Under the agreement, engineers at SMRT and McLaren Applied Technologies are jointly seeking to adapt race car condition-monitoring technology for the purpose of monitoring the performance of MRT trains.
Such technology is commonly used aboard Formula 1 race cars to provide vital information derived from highly specified data capture, in real-time, to the Formula 1 pit crews and mission control.
The McLaren race team captures an average of more than 12 billion real-time data points from over 300 sensors embedded on its two race cars, over the course of a Grand Prix season with about 21 races.
The data allows the team to monitor the condition of the cars in real-time, perform detailed analysis and make informed decisions in mission control to optimise on-track performance.
The condition-monitoring sensors and high-speed data loggers installed on race cars are small and lightweight, as space aboard the cars is limited and any addition of weight which would adversely affect the car’s performance must be completely justified. They are also of robust construction so that they can withstand the stresses imposed during high speed races.
The SMRT-McLaren Applied Technologies team will work on customising condition-monitoring solutions to monitor the train motors, brakes, pneumatic systems and gearboxes fitted aboard one SMRT train. This train will serve as a test-bed for proof-of-concept.
The test-bed train will allow engineers from SMRT and McLaren Applied Technologies to validate the performance of an end-to-end condition-monitoring platform.
Mr Desmond Kuek, SMRT President and Group CEO, said: “In Singapore, SMRT has been pioneering the development of rail condition-monitoring sensors to minimise disruption of our commuter service, optimising train performance by detecting and rectifying emerging defects early. We look forward to collaborating with McLaren Applied Technologies to elevate this capability further, combining our engineering expertise in rail with their proven capabilities harnessing sensors, telemetry and software in motorsport. McLaren’s motorsport technology will be adapted and installed on board our first Proof-of-Concept SMRT train later this year. When implemented fleet-wide, we expect to bring about enhanced safety, reliability and comfort for commuters on our rail network.”

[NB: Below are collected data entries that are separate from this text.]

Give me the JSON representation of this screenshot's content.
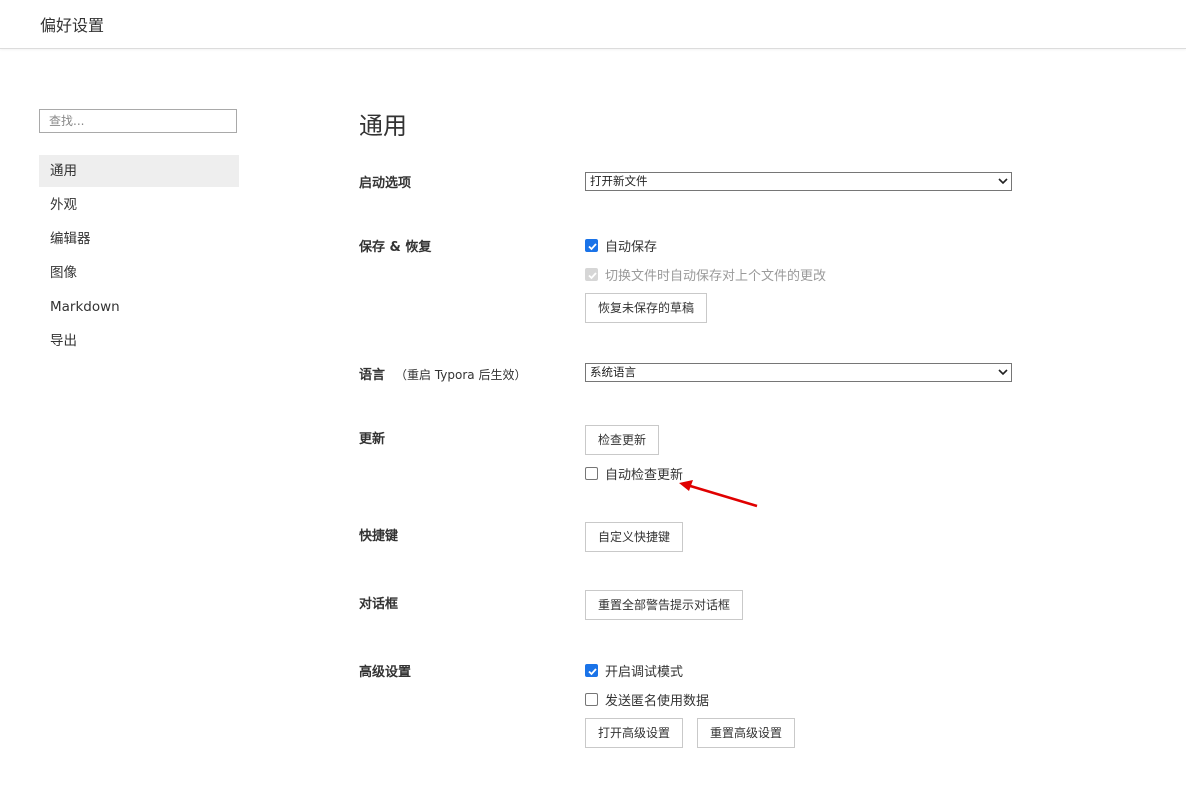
{
  "window": {
    "title": "偏好设置"
  },
  "sidebar": {
    "search_placeholder": "查找...",
    "items": [
      {
        "label": "通用",
        "active": true
      },
      {
        "label": "外观"
      },
      {
        "label": "编辑器"
      },
      {
        "label": "图像"
      },
      {
        "label": "Markdown"
      },
      {
        "label": "导出"
      }
    ]
  },
  "main": {
    "heading": "通用",
    "startup": {
      "label": "启动选项",
      "selected": "打开新文件"
    },
    "save": {
      "label": "保存 & 恢复",
      "autosave": "自动保存",
      "autosave_switch": "切换文件时自动保存对上个文件的更改",
      "recover_button": "恢复未保存的草稿"
    },
    "language": {
      "label": "语言",
      "note": "（重启 Typora 后生效）",
      "selected": "系统语言"
    },
    "update": {
      "label": "更新",
      "check_button": "检查更新",
      "auto_check": "自动检查更新"
    },
    "shortcuts": {
      "label": "快捷键",
      "button": "自定义快捷键"
    },
    "dialog": {
      "label": "对话框",
      "button": "重置全部警告提示对话框"
    },
    "advanced": {
      "label": "高级设置",
      "debug_mode": "开启调试模式",
      "send_usage": "发送匿名使用数据",
      "open_button": "打开高级设置",
      "reset_button": "重置高级设置"
    }
  },
  "colors": {
    "checkbox_accent": "#1a73e8",
    "annotation_arrow": "#e00000",
    "active_nav_bg": "#eeeeee"
  }
}
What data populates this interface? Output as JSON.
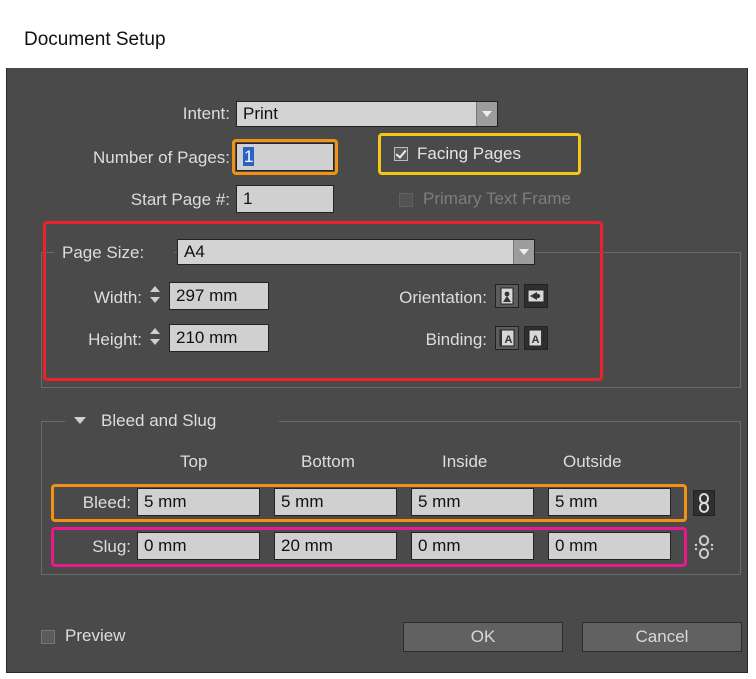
{
  "window": {
    "title": "Document Setup"
  },
  "intent": {
    "label": "Intent:",
    "value": "Print"
  },
  "number_of_pages": {
    "label": "Number of Pages:",
    "value": "1"
  },
  "start_page": {
    "label": "Start Page #:",
    "value": "1"
  },
  "facing_pages": {
    "label": "Facing Pages",
    "checked": true
  },
  "primary_text_frame": {
    "label": "Primary Text Frame",
    "checked": false,
    "enabled": false
  },
  "page_size": {
    "label": "Page Size:",
    "value": "A4",
    "width_label": "Width:",
    "width_value": "297 mm",
    "height_label": "Height:",
    "height_value": "210 mm",
    "orientation_label": "Orientation:",
    "binding_label": "Binding:",
    "orientation_selected": "landscape",
    "binding_selected": "right-to-left"
  },
  "bleed_slug": {
    "section_label": "Bleed and Slug",
    "columns": [
      "Top",
      "Bottom",
      "Inside",
      "Outside"
    ],
    "bleed_label": "Bleed:",
    "bleed_values": [
      "5 mm",
      "5 mm",
      "5 mm",
      "5 mm"
    ],
    "slug_label": "Slug:",
    "slug_values": [
      "0 mm",
      "20 mm",
      "0 mm",
      "0 mm"
    ]
  },
  "footer": {
    "preview_label": "Preview",
    "ok_label": "OK",
    "cancel_label": "Cancel"
  },
  "colors": {
    "dialog_bg": "#4a4a4a",
    "highlight_red": "#e8232d",
    "highlight_yellow": "#f7c518",
    "highlight_orange": "#f19214",
    "highlight_pink": "#e8198b"
  }
}
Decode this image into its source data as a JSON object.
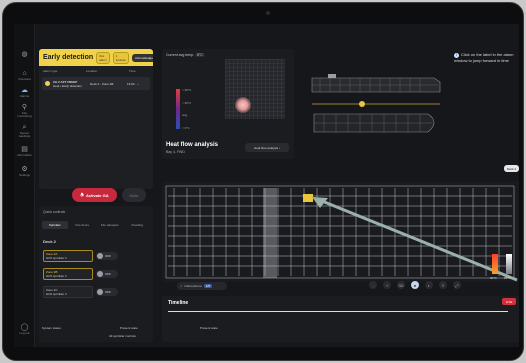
{
  "sidebar": {
    "items": [
      {
        "icon": "globe-icon",
        "label": "Home"
      },
      {
        "icon": "home-icon",
        "label": "Overview"
      },
      {
        "icon": "cloud-icon",
        "label": "Alarms"
      },
      {
        "icon": "pin-icon",
        "label": "Fire monitoring"
      },
      {
        "icon": "search-icon",
        "label": "Sensor readings"
      },
      {
        "icon": "doc-icon",
        "label": "Information"
      },
      {
        "icon": "gear-icon",
        "label": "Settings"
      },
      {
        "icon": "user-icon",
        "label": "Log out"
      }
    ]
  },
  "early_detection": {
    "title": "Early detection",
    "badges": [
      "Fire alarm",
      "1 location"
    ],
    "badge_right": "Acknowledge",
    "columns": [
      "Alarm type",
      "Location",
      "Time"
    ],
    "row": {
      "name": "CH 2 AFT FREEP",
      "detail": "Heat • Early detection",
      "location": "Deck 2 - Zone 2B",
      "time": "13:04"
    }
  },
  "actions": {
    "activate": "Activate GA",
    "mute": "Mute"
  },
  "quick": {
    "title": "Quick controls",
    "tabs": [
      "Sprinkler",
      "Fire doors",
      "Fire dampers",
      "Flooding"
    ],
    "deck": "Deck 2",
    "zones": [
      {
        "name": "Zone 2A",
        "sub": "H2O sprinkler 1",
        "state": "OFF"
      },
      {
        "name": "Zone 2B",
        "sub": "H2O sprinkler 1",
        "state": "OFF"
      },
      {
        "name": "Zone 2C",
        "sub": "H2O sprinkler 1",
        "state": "OFF"
      }
    ],
    "all": "All sprinkler controls"
  },
  "heat": {
    "label": "Current avg temp.",
    "value": "8°C",
    "scale": [
      "> 90°C",
      "< 60°C",
      "Avg",
      "< 0°C"
    ],
    "title": "Heat flow analysis",
    "sub": "Bay 4, FWD",
    "button": "Heat flow analysis"
  },
  "tip": {
    "icon": "i",
    "text": "Click on the label in the alarm window to jump forward in time"
  },
  "deck_btn": "Deck 2",
  "init": {
    "label": "Initial actions",
    "badge": "1/5"
  },
  "controls": [
    "-",
    "+",
    "3D",
    "●",
    "◐",
    "≡",
    "⤢"
  ],
  "temps": {
    "high": "30°C",
    "low": "25°C"
  },
  "timeline": {
    "title": "Timeline",
    "live": "LIVE"
  },
  "footer": [
    "System status",
    "Present state",
    "Present state"
  ]
}
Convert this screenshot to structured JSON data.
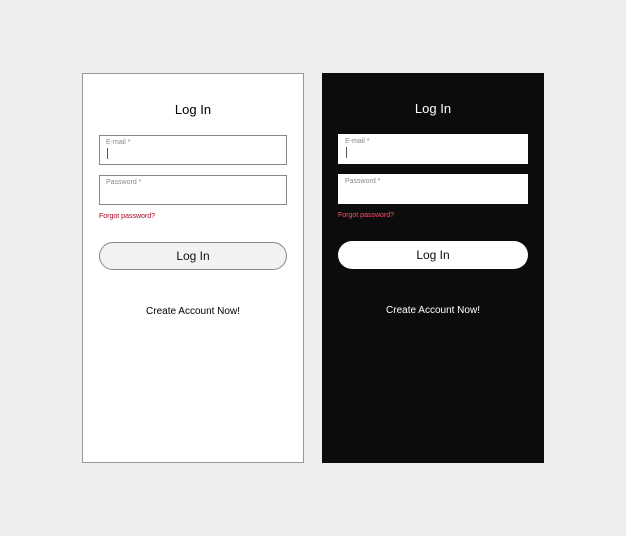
{
  "light": {
    "title": "Log In",
    "email_placeholder": "E-mail *",
    "password_placeholder": "Password *",
    "forgot": "Forgot password?",
    "login_button": "Log In",
    "create_account": "Create Account Now!"
  },
  "dark": {
    "title": "Log In",
    "email_placeholder": "E-mail *",
    "password_placeholder": "Password *",
    "forgot": "Forgot password?",
    "login_button": "Log In",
    "create_account": "Create Account Now!"
  }
}
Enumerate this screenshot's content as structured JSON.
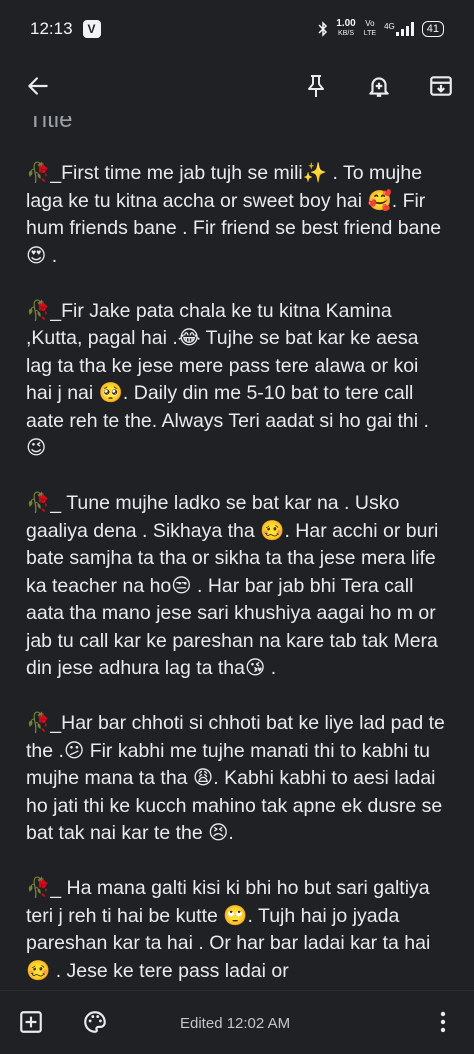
{
  "status": {
    "time": "12:13",
    "app_badge": "V",
    "net_speed_value": "1.00",
    "net_speed_unit": "KB/S",
    "net_type": "4G",
    "vo_label": "Vo",
    "lte_label": "LTE",
    "battery": "41"
  },
  "toolbar": {
    "icons": [
      "back-arrow-icon",
      "pin-icon",
      "reminder-bell-icon",
      "archive-icon"
    ]
  },
  "note": {
    "title": "Title",
    "paragraphs": [
      "🥀_First time me jab tujh se mili✨ . To mujhe laga ke tu kitna accha or sweet boy hai 🥰. Fir hum friends bane . Fir friend se best friend bane😍 .",
      "🥀_Fir Jake pata chala ke tu kitna Kamina ,Kutta, pagal hai .😂 Tujhe se bat kar ke aesa lag ta tha ke jese mere pass tere alawa or koi hai j nai 🥺. Daily din me 5-10 bat to tere call aate reh te the. Always Teri aadat si ho gai thi .😉",
      "🥀_ Tune mujhe ladko se bat kar na . Usko gaaliya dena . Sikhaya tha 🥴. Har acchi or buri bate samjha ta tha or sikha ta tha jese mera life ka teacher na ho😒 . Har bar jab bhi Tera call aata tha mano jese sari khushiya aagai ho m or jab tu call kar ke pareshan na kare tab tak Mera din  jese adhura lag ta tha😘 .",
      "🥀_Har bar chhoti si chhoti bat ke liye lad pad te the .😕 Fir kabhi me tujhe manati thi to kabhi tu mujhe mana ta tha 😩. Kabhi kabhi to aesi ladai ho jati thi ke kucch mahino tak apne ek dusre se bat tak nai kar te the 😣.",
      "🥀_ Ha mana galti kisi ki bhi ho but sari galtiya teri j reh ti hai be kutte 🙄. Tujh hai jo jyada pareshan kar ta hai . Or har bar ladai kar ta hai 🥴 . Jese ke tere pass ladai or"
    ]
  },
  "bottom_bar": {
    "edited_label": "Edited 12:02 AM",
    "icons": [
      "add-box-icon",
      "palette-icon",
      "more-vert-icon"
    ]
  }
}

Dick Glover, Acting CEO, McLaren Applied Technologies , commented on the partnership, “This unique partnership with SMRT will deliver advantage for Singapore by maximising vehicle availability and maintenance capacity of their train services. At McLaren Applied Technologies we harness our expertise in precision data capture, visualisation, and real time operational interventions to create inspired outcomes for the manufacturer, the operator and ultimately for the passenger. We are excited to take this first step in Singapore with SMRT, working together to adapt our proven motorsport technologies to optimise fleet performance and provide continuous improvements to the passenger experience.”